East-west rail link ‘critical’ to Port of Liverpool’s growth

New report from law firm Brabners says facilities such as the Port of Liverpool can only reach their full potential through significant transport infrastructure investment. Tony McDonough reports

The Liverpool2 terminal deep water container terminal on the banks of the Mersey

 

A new east-west rail link across the North of England is critical to the success of the Port of Liverpool’s efforts to transform the UK’s logistics sector.

Liverpool law firm Brabners claims the North of England risks falling further behind the south in terms of economic growth without Government and private sector investment in road capacity and freight-readiness for rail.

In its report – Supply Chain: The future of the North – Brabners urges manufacturers, retailers and logistics operators in the North to lobby devolved and central powers to ensure future infrastructure investment in the region isn’t delayed by the COVID-19 crisis.

Peel Ports has invested £750m in the Liverpool2 facility at the Port of Liverpool, enabling it to handle 95% of the world’s biggest container vessels. Over the past year Peel has been successful in persuading a number of freight operators to switch to Liverpool from southern ports.

For the past few decades, the bulk of the UK’s imports have come in through southern ports such as Felixstowe, Southampton and Tilbury. Goods are transported by road to logistics hubs in the Midlands and then taken to the North of England and Scotland.

Peel says this is an inefficient way of moving imported goods to the north of the UK and has heavily promoted Liverpool as a viable alternative. Now, with the UK on the verge of a new trade deal with the US, the Port of Liverpool has a golden opportunity to reclaim its status as the gateway to Britain.

However, the port is being held back in maximising that potential by the lack of investment in transport infrastructure across the north of England. Northern Powerhouse Rail, a £39bn plan for a high-speed east-west rail link, would be seen as transformational.

Even before the coronavirus epidemic there were concerns that not enough progress was being made on rail infrastructure. Think tank IPPR North says transport spending in the region per head represents only a quarter of the amount that is spent in London, and significantly less than across the south as a whole.

And now there are worries that the economic impact of COVID-19 may slow the speed of investment, which would have a substantial knock-on effect for the growth potential of the region’s key export industries, including automotive and pharmaceuticals manufacturing. 

The report, which features contributions from key regional investor Peel Group as well as major frontline network users such as leading international metal recycler EMR and food distributor NWF Group, identifies east-west connectivity as a major obstacle to business growth.

With road remaining the most affordable but also a congested approach to moving goods in the North, the report calls for improved loading gauges on existing trans-Pennine rail routes. This type of investment would increase the viability of freight transport by rail and reduce the carbon footprint of goods that typically travel by road.

Gary Hodgson, managing director (port logistics) at Peel Ports

 

In the report, Gary Hodgson, managing director (port logistics) at Peel Ports, writes: “There is accelerated interest in the North as an access point to the wider UK and this is set to fuel further growth in the decade ahead. Investment is critical if we are to deliver on the region’s ambitions and ensure any increase in international trade is properly supported.

“Putting the point of arrival and departure to one side, there are still significant hurdles to overcome so businesses can ship products closer to their end destination, create shorter supply chains and, ultimately, reduce the costs and carbon emissions associated with moving international goods.
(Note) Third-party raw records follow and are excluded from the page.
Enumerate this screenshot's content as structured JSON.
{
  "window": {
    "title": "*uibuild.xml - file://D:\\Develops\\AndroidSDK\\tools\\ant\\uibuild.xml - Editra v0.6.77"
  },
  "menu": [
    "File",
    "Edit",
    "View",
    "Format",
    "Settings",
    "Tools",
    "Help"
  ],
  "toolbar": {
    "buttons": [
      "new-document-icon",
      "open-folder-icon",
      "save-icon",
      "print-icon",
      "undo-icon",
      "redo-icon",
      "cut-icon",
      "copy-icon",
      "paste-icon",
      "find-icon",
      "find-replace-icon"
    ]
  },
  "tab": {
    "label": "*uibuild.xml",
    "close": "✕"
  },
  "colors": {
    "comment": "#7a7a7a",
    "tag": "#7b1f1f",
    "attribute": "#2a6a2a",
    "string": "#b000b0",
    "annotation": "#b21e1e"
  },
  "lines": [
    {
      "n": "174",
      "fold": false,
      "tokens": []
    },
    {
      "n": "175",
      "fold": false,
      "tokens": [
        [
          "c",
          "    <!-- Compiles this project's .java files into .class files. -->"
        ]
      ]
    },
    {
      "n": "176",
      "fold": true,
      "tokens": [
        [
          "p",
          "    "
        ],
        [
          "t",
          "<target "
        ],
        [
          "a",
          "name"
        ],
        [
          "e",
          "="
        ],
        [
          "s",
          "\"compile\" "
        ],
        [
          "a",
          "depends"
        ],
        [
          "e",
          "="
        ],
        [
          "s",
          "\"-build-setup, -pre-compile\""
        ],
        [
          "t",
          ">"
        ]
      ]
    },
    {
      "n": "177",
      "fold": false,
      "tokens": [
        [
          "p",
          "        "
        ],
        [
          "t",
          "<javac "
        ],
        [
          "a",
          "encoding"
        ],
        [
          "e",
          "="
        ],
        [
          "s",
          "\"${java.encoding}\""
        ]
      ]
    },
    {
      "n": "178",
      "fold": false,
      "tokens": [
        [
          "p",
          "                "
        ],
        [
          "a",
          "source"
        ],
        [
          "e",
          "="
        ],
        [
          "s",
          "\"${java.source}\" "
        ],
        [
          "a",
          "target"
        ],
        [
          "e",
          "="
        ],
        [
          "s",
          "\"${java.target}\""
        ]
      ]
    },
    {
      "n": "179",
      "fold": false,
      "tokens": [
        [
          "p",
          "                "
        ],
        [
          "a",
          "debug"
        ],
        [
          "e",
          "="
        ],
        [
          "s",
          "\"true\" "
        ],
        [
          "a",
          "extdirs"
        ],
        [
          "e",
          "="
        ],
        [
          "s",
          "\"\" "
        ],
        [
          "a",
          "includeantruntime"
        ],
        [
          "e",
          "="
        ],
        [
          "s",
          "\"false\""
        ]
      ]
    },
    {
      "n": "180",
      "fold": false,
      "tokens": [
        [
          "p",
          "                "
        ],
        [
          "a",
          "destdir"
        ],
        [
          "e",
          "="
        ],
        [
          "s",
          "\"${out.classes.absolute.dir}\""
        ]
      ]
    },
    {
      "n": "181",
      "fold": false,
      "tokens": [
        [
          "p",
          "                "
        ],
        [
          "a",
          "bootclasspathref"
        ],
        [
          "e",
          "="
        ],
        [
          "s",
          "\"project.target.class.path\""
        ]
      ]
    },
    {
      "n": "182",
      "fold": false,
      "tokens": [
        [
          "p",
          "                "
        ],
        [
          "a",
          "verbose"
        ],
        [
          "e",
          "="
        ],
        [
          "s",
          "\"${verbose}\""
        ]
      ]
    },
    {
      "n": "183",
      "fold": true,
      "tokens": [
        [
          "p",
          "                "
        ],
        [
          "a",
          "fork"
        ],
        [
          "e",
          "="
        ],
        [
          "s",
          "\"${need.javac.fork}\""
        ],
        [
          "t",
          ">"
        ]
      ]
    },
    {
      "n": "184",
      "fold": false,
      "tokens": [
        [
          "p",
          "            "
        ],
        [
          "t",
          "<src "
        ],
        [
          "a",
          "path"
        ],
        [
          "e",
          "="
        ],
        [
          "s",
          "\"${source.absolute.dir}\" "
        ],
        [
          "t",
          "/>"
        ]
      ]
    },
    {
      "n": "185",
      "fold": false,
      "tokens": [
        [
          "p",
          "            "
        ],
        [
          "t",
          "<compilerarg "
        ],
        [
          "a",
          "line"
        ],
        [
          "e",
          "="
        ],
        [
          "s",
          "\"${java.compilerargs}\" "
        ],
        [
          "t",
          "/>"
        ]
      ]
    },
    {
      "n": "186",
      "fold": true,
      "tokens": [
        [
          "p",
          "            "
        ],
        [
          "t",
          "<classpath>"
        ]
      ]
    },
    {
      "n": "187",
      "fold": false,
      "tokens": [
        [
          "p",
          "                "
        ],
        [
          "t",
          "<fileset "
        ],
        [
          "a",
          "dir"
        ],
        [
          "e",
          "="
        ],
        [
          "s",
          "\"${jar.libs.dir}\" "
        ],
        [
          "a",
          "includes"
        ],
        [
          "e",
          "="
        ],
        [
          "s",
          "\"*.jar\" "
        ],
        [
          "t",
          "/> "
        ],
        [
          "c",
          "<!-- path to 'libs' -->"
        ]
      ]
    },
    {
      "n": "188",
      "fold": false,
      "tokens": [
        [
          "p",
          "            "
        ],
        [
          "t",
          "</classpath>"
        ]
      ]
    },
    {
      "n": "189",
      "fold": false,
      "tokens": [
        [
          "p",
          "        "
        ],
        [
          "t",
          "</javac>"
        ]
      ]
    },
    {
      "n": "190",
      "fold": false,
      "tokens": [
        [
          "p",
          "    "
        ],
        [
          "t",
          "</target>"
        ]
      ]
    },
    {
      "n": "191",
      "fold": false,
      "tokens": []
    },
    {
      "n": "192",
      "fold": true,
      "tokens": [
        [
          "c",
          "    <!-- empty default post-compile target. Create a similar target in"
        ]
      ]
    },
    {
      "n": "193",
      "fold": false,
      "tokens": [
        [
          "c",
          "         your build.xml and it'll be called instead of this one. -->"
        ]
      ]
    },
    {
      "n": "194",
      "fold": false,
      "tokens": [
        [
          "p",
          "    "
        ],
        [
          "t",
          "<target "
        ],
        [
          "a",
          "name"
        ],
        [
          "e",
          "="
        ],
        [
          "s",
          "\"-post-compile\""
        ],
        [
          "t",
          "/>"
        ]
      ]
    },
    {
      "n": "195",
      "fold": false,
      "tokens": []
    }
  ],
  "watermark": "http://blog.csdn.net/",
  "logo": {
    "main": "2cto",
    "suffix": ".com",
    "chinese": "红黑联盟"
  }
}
“To do this, we need to work in partnership with local and national authorities to look at effective road and rail interventions that ultimately lead to better productivity and therefore reduce the cost of inland travel – whether by road or rail.

“The Port of Liverpool’s own private rail network has the capacity to support 20 trains per day. Current demand sees up to 10 trains from our Bootle rail terminal each day. It’s my hope that, in years to come, we will be talking about trains destined on a clear route to the east coast having filled that capacity. If we wait too long though, it’s clear that opportunities will have been missed.”

Richard Whiting, chief executive of NWF, added: “We’re encouraging European manufacturers to reroute their goods to Liverpool and that is gaining momentum but the port is still under-utilised because most food importers see the South East as the centre of economic activity in the UK.”

And Roy Barry, head of manufacturing and supply chain at Brabners, said: “It’s clear that much of the lifeblood of the North lies in its ports, airports, industrial estates, distribution parks and the arterial routes that serve them.

“As such, much more needs to be done to make the region’s freight and logistics infrastructure fit for purpose and ready for growth.While we welcome the new deal recovery plans announced by Boris Johnson, they must translate into an equitable distribution of support measures that directly benefit the regional economy.”